1. HTTP `Link` headers
2. HTML `<link>` elements
3. Link Sets discoverable with the `linkset` relation

It then deduplicates discovered data URLs and downloads all unique resources.

## Install

```bash
pip install .
```

For development:

```bash
pip install -e .[dev]
```

## Example

```python
from pathlib import Path
from signfetch import download_data

result = download_data(
    "https://doi.org/10.5281/zenodo.1000000",
    output_dir=Path("downloads")
)

print(result.unique_item_count)
for item in result.items:
    print(item.url, item.saved_path)
```

## Design notes

Main components:
- `SignpostingHarvester` discovers `item` and `linkset` links
- `LinkHeaderParser`, `HtmlLinkParser`, `LinksetParser` parse representations
- `DataDownloader` downloads discovered resources
- `download_data()` is the small public façade


## Docker

Build:

```bash
docker build -t signfetch:0.1.0 .
```

Run tests in the image:

```bash
docker run --rm signfetch:0.1.0 pytest
```

## Release flow

Use prerelease first (for example `0.1.1a1`) and tag the commit:

```bash
git tag v0.1.1a1
git push origin v0.1.1a1
```

Run CI first. At the end of CI (`package-artifact` job) you will get the artifact `signfetch-package`.
Use that CI run ID in the `publish` workflow input `ci_run_id`.

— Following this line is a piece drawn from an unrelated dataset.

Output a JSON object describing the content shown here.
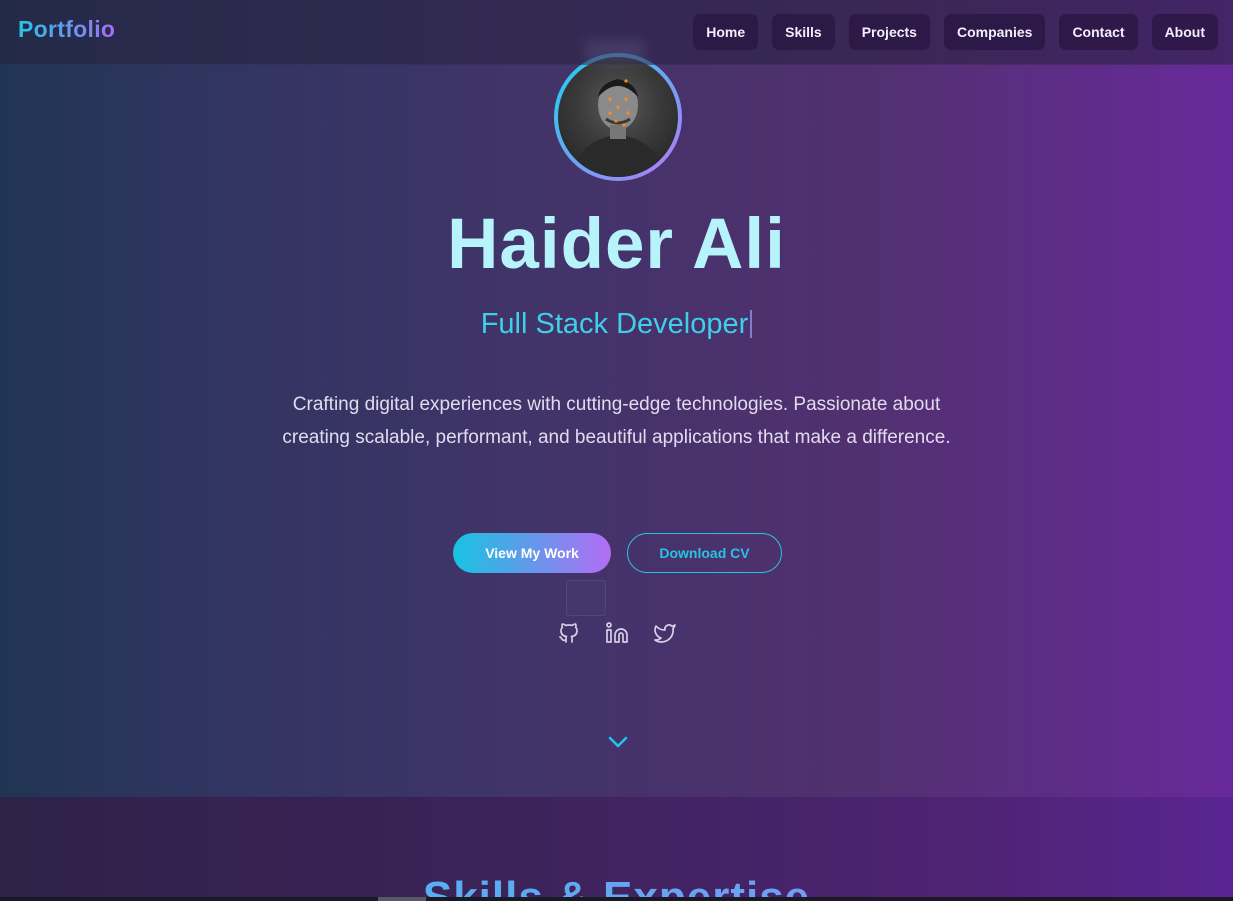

Validate package and tag without publishing:

```bash
bash scripts/publish_testpypi.sh check
```

Publish to TestPyPI:

```bash
bash scripts/publish_testpypi.sh test
```

Publish to PyPI:

```bash
bash scripts/publish_testpypi.sh prod
```

Recommendation: one artifact build on Linux is enough here because the package is pure Python (`py3-none-any`).
Cross-platform safety is still covered by build checks and unit tests on Linux/Windows/macOS in CI.